The source continues: “These projects need so much resource – water, energy, cash, intellectual focus – and right now real stupidity sits ahead of artificial intelligence. It is what it is, at least for now.
“The hopeful note is to return to what humanity is best at. History is full of us eventually finding something worthwhile out of a panacea of misery. Something good will come of this eventually.
“But profit and prophecy are currently in make-believe mode, and hubris will be our painful reality first. Then we can start thinking again… because right now that seems to be what most have forgotten!”

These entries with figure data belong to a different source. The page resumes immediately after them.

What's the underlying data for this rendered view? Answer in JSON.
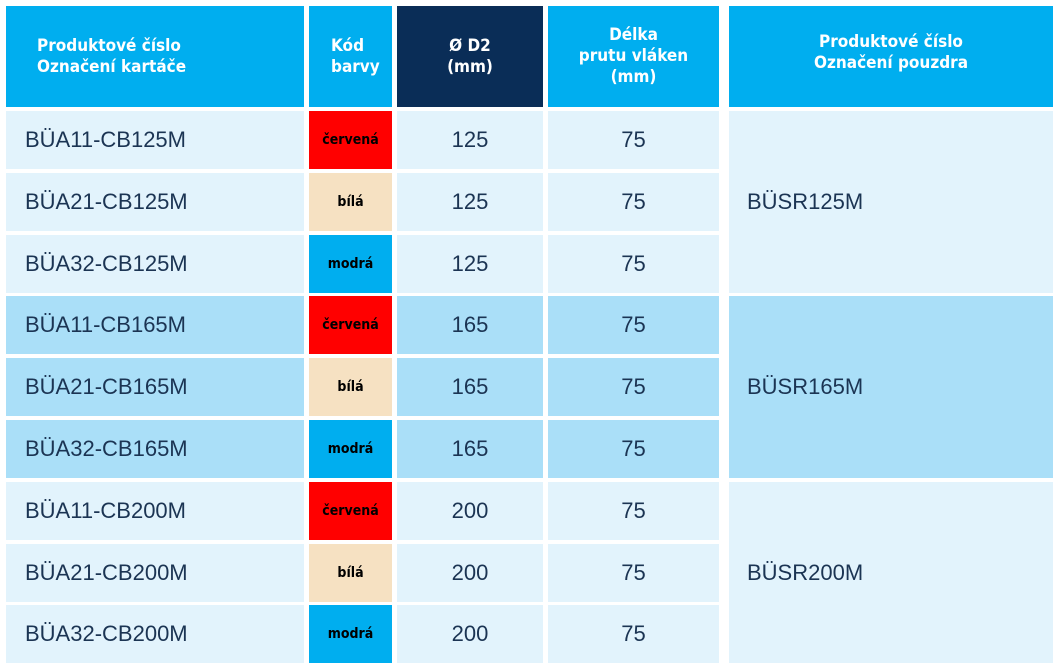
{
  "headers": {
    "product_line1": "Produktové číslo",
    "product_line2": "Označení kartáče",
    "color_line1": "Kód",
    "color_line2": "barvy",
    "d2_line1": "Ø D2",
    "d2_line2": "(mm)",
    "length_line1": "Délka",
    "length_line2": "prutu vláken",
    "length_line3": "(mm)",
    "housing_line1": "Produktové číslo",
    "housing_line2": "Označení pouzdra"
  },
  "rows": [
    {
      "product": "BÜA11-CB125M",
      "color_label": "červená",
      "d2": "125",
      "length": "75"
    },
    {
      "product": "BÜA21-CB125M",
      "color_label": "bílá",
      "d2": "125",
      "length": "75"
    },
    {
      "product": "BÜA32-CB125M",
      "color_label": "modrá",
      "d2": "125",
      "length": "75"
    },
    {
      "product": "BÜA11-CB165M",
      "color_label": "červená",
      "d2": "165",
      "length": "75"
    },
    {
      "product": "BÜA21-CB165M",
      "color_label": "bílá",
      "d2": "165",
      "length": "75"
    },
    {
      "product": "BÜA32-CB165M",
      "color_label": "modrá",
      "d2": "165",
      "length": "75"
    },
    {
      "product": "BÜA11-CB200M",
      "color_label": "červená",
      "d2": "200",
      "length": "75"
    },
    {
      "product": "BÜA21-CB200M",
      "color_label": "bílá",
      "d2": "200",
      "length": "75"
    },
    {
      "product": "BÜA32-CB200M",
      "color_label": "modrá",
      "d2": "200",
      "length": "75"
    }
  ],
  "housings": [
    "BÜSR125M",
    "BÜSR165M",
    "BÜSR200M"
  ],
  "colors": {
    "header_blue": "#00aeef",
    "header_dark": "#0a2d57",
    "row_light": "#e2f3fc",
    "row_mid": "#aadff8",
    "badge_red": "#ff0000",
    "badge_white": "#f6e1c2",
    "badge_blue": "#00aeef",
    "text": "#1b3453"
  }
}
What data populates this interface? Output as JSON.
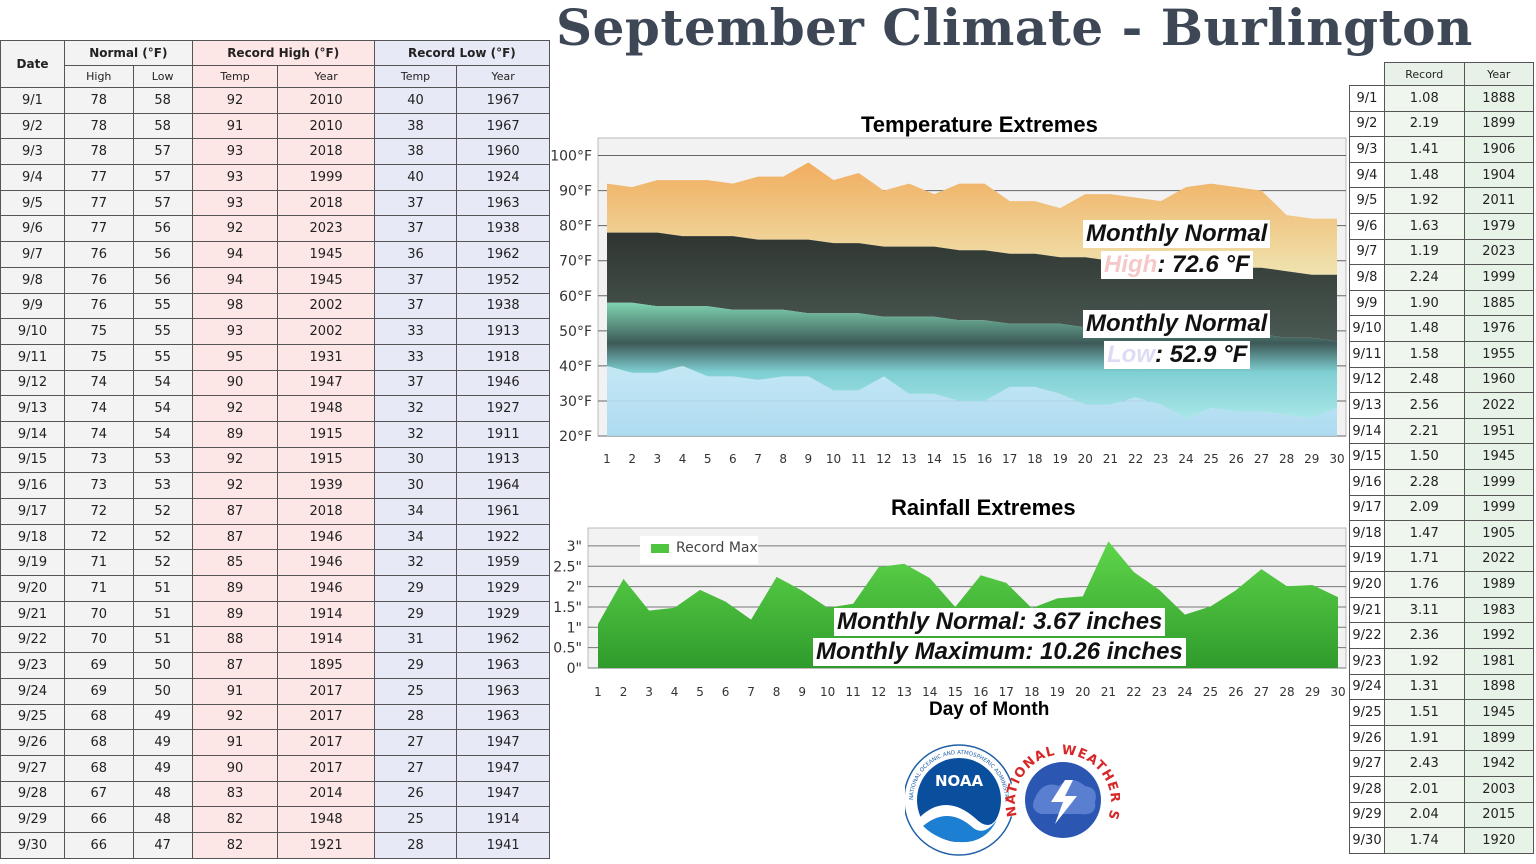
{
  "page_title": "September Climate - Burlington",
  "temp_table": {
    "headers": {
      "date": "Date",
      "normal": "Normal (°F)",
      "record_high": "Record High (°F)",
      "record_low": "Record Low (°F)",
      "sub": [
        "High",
        "Low",
        "Temp",
        "Year",
        "Temp",
        "Year"
      ]
    },
    "rows": [
      [
        "9/1",
        "78",
        "58",
        "92",
        "2010",
        "40",
        "1967"
      ],
      [
        "9/2",
        "78",
        "58",
        "91",
        "2010",
        "38",
        "1967"
      ],
      [
        "9/3",
        "78",
        "57",
        "93",
        "2018",
        "38",
        "1960"
      ],
      [
        "9/4",
        "77",
        "57",
        "93",
        "1999",
        "40",
        "1924"
      ],
      [
        "9/5",
        "77",
        "57",
        "93",
        "2018",
        "37",
        "1963"
      ],
      [
        "9/6",
        "77",
        "56",
        "92",
        "2023",
        "37",
        "1938"
      ],
      [
        "9/7",
        "76",
        "56",
        "94",
        "1945",
        "36",
        "1962"
      ],
      [
        "9/8",
        "76",
        "56",
        "94",
        "1945",
        "37",
        "1952"
      ],
      [
        "9/9",
        "76",
        "55",
        "98",
        "2002",
        "37",
        "1938"
      ],
      [
        "9/10",
        "75",
        "55",
        "93",
        "2002",
        "33",
        "1913"
      ],
      [
        "9/11",
        "75",
        "55",
        "95",
        "1931",
        "33",
        "1918"
      ],
      [
        "9/12",
        "74",
        "54",
        "90",
        "1947",
        "37",
        "1946"
      ],
      [
        "9/13",
        "74",
        "54",
        "92",
        "1948",
        "32",
        "1927"
      ],
      [
        "9/14",
        "74",
        "54",
        "89",
        "1915",
        "32",
        "1911"
      ],
      [
        "9/15",
        "73",
        "53",
        "92",
        "1915",
        "30",
        "1913"
      ],
      [
        "9/16",
        "73",
        "53",
        "92",
        "1939",
        "30",
        "1964"
      ],
      [
        "9/17",
        "72",
        "52",
        "87",
        "2018",
        "34",
        "1961"
      ],
      [
        "9/18",
        "72",
        "52",
        "87",
        "1946",
        "34",
        "1922"
      ],
      [
        "9/19",
        "71",
        "52",
        "85",
        "1946",
        "32",
        "1959"
      ],
      [
        "9/20",
        "71",
        "51",
        "89",
        "1946",
        "29",
        "1929"
      ],
      [
        "9/21",
        "70",
        "51",
        "89",
        "1914",
        "29",
        "1929"
      ],
      [
        "9/22",
        "70",
        "51",
        "88",
        "1914",
        "31",
        "1962"
      ],
      [
        "9/23",
        "69",
        "50",
        "87",
        "1895",
        "29",
        "1963"
      ],
      [
        "9/24",
        "69",
        "50",
        "91",
        "2017",
        "25",
        "1963"
      ],
      [
        "9/25",
        "68",
        "49",
        "92",
        "2017",
        "28",
        "1963"
      ],
      [
        "9/26",
        "68",
        "49",
        "91",
        "2017",
        "27",
        "1947"
      ],
      [
        "9/27",
        "68",
        "49",
        "90",
        "2017",
        "27",
        "1947"
      ],
      [
        "9/28",
        "67",
        "48",
        "83",
        "2014",
        "26",
        "1947"
      ],
      [
        "9/29",
        "66",
        "48",
        "82",
        "1948",
        "25",
        "1914"
      ],
      [
        "9/30",
        "66",
        "47",
        "82",
        "1921",
        "28",
        "1941"
      ]
    ]
  },
  "rain_table": {
    "headers": [
      "Record",
      "Year"
    ],
    "rows": [
      [
        "9/1",
        "1.08",
        "1888"
      ],
      [
        "9/2",
        "2.19",
        "1899"
      ],
      [
        "9/3",
        "1.41",
        "1906"
      ],
      [
        "9/4",
        "1.48",
        "1904"
      ],
      [
        "9/5",
        "1.92",
        "2011"
      ],
      [
        "9/6",
        "1.63",
        "1979"
      ],
      [
        "9/7",
        "1.19",
        "2023"
      ],
      [
        "9/8",
        "2.24",
        "1999"
      ],
      [
        "9/9",
        "1.90",
        "1885"
      ],
      [
        "9/10",
        "1.48",
        "1976"
      ],
      [
        "9/11",
        "1.58",
        "1955"
      ],
      [
        "9/12",
        "2.48",
        "1960"
      ],
      [
        "9/13",
        "2.56",
        "2022"
      ],
      [
        "9/14",
        "2.21",
        "1951"
      ],
      [
        "9/15",
        "1.50",
        "1945"
      ],
      [
        "9/16",
        "2.28",
        "1999"
      ],
      [
        "9/17",
        "2.09",
        "1999"
      ],
      [
        "9/18",
        "1.47",
        "1905"
      ],
      [
        "9/19",
        "1.71",
        "2022"
      ],
      [
        "9/20",
        "1.76",
        "1989"
      ],
      [
        "9/21",
        "3.11",
        "1983"
      ],
      [
        "9/22",
        "2.36",
        "1992"
      ],
      [
        "9/23",
        "1.92",
        "1981"
      ],
      [
        "9/24",
        "1.31",
        "1898"
      ],
      [
        "9/25",
        "1.51",
        "1945"
      ],
      [
        "9/26",
        "1.91",
        "1899"
      ],
      [
        "9/27",
        "2.43",
        "1942"
      ],
      [
        "9/28",
        "2.01",
        "2003"
      ],
      [
        "9/29",
        "2.04",
        "2015"
      ],
      [
        "9/30",
        "1.74",
        "1920"
      ]
    ]
  },
  "overlays": {
    "temp_high_prefix": "Monthly Normal",
    "temp_high_word": "High",
    "temp_high_value": ": 72.6 °F",
    "temp_low_prefix": "Monthly Normal",
    "temp_low_word": "Low",
    "temp_low_value": ": 52.9 °F",
    "rain_normal": "Monthly Normal: 3.67 inches",
    "rain_max": "Monthly Maximum: 10.26 inches"
  },
  "logos": {
    "noaa_text": "NOAA",
    "nws_text": "NATIONAL WEATHER SERVICE",
    "noaa_ring": "NATIONAL OCEANIC AND ATMOSPHERIC ADMINISTRATION · U.S. DEPARTMENT OF COMMERCE"
  },
  "colors": {
    "record_high": "#f0b060",
    "normal_band": "#3a3f3c",
    "record_low": "#8fd8d6",
    "rain": "#4fc43f",
    "title": "#3d4756"
  },
  "chart_data": [
    {
      "type": "area",
      "title": "Temperature Extremes",
      "x": [
        1,
        2,
        3,
        4,
        5,
        6,
        7,
        8,
        9,
        10,
        11,
        12,
        13,
        14,
        15,
        16,
        17,
        18,
        19,
        20,
        21,
        22,
        23,
        24,
        25,
        26,
        27,
        28,
        29,
        30
      ],
      "xlabel": "",
      "ylabel": "",
      "y_tick_labels": [
        "20°F",
        "30°F",
        "40°F",
        "50°F",
        "60°F",
        "70°F",
        "80°F",
        "90°F",
        "100°F"
      ],
      "ylim": [
        20,
        105
      ],
      "grid": true,
      "series": [
        {
          "values": [
            92,
            91,
            93,
            93,
            93,
            92,
            94,
            94,
            98,
            93,
            95,
            90,
            92,
            89,
            92,
            92,
            87,
            87,
            85,
            89,
            89,
            88,
            87,
            91,
            92,
            91,
            90,
            83,
            82,
            82
          ]
        },
        {
          "values": [
            78,
            78,
            78,
            77,
            77,
            77,
            76,
            76,
            76,
            75,
            75,
            74,
            74,
            74,
            73,
            73,
            72,
            72,
            71,
            71,
            70,
            70,
            69,
            69,
            68,
            68,
            68,
            67,
            66,
            66
          ]
        },
        {
          "values": [
            58,
            58,
            57,
            57,
            57,
            56,
            56,
            56,
            55,
            55,
            55,
            54,
            54,
            54,
            53,
            53,
            52,
            52,
            52,
            51,
            51,
            51,
            50,
            50,
            49,
            49,
            49,
            48,
            48,
            47
          ]
        },
        {
          "values": [
            40,
            38,
            38,
            40,
            37,
            37,
            36,
            37,
            37,
            33,
            33,
            37,
            32,
            32,
            30,
            30,
            34,
            34,
            32,
            29,
            29,
            31,
            29,
            25,
            28,
            27,
            27,
            26,
            25,
            28
          ]
        }
      ]
    },
    {
      "type": "area",
      "title": "Rainfall Extremes",
      "x": [
        1,
        2,
        3,
        4,
        5,
        6,
        7,
        8,
        9,
        10,
        11,
        12,
        13,
        14,
        15,
        16,
        17,
        18,
        19,
        20,
        21,
        22,
        23,
        24,
        25,
        26,
        27,
        28,
        29,
        30
      ],
      "xlabel": "Day of Month",
      "ylabel": "",
      "y_tick_labels": [
        "0\"",
        "0.5\"",
        "1\"",
        "1.5\"",
        "2\"",
        "2.5\"",
        "3\""
      ],
      "ylim": [
        0,
        3.3
      ],
      "grid": true,
      "legend": "top-left",
      "series": [
        {
          "name": "Record Max",
          "values": [
            1.08,
            2.19,
            1.41,
            1.48,
            1.92,
            1.63,
            1.19,
            2.24,
            1.9,
            1.48,
            1.58,
            2.48,
            2.56,
            2.21,
            1.5,
            2.28,
            2.09,
            1.47,
            1.71,
            1.76,
            3.11,
            2.36,
            1.92,
            1.31,
            1.51,
            1.91,
            2.43,
            2.01,
            2.04,
            1.74
          ]
        }
      ]
    }
  ]
}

And then there’s the banker whose search history would benefit from closer inspection: “Massive data centres close to renewable energy projects, and close to cities with available water to cool things down, with top notch security and so on… all to run porn sites and ChatGPT?”
The companies driving data centres have deep pockets and so are in the best position to take this risk, but the hype that is driving unthinking commitment to a – relatively – unproven thesis.
The upside should all go to hell in a handcart, nations take a step closer to Net Zero with all these lovely wind farms and solar parks – maybe a few SMRs if Microsoft gets its way – and the world’s a better place.
Meanwhile, those at risk hold on to their pen-pushing / keyboard-prodding jobs.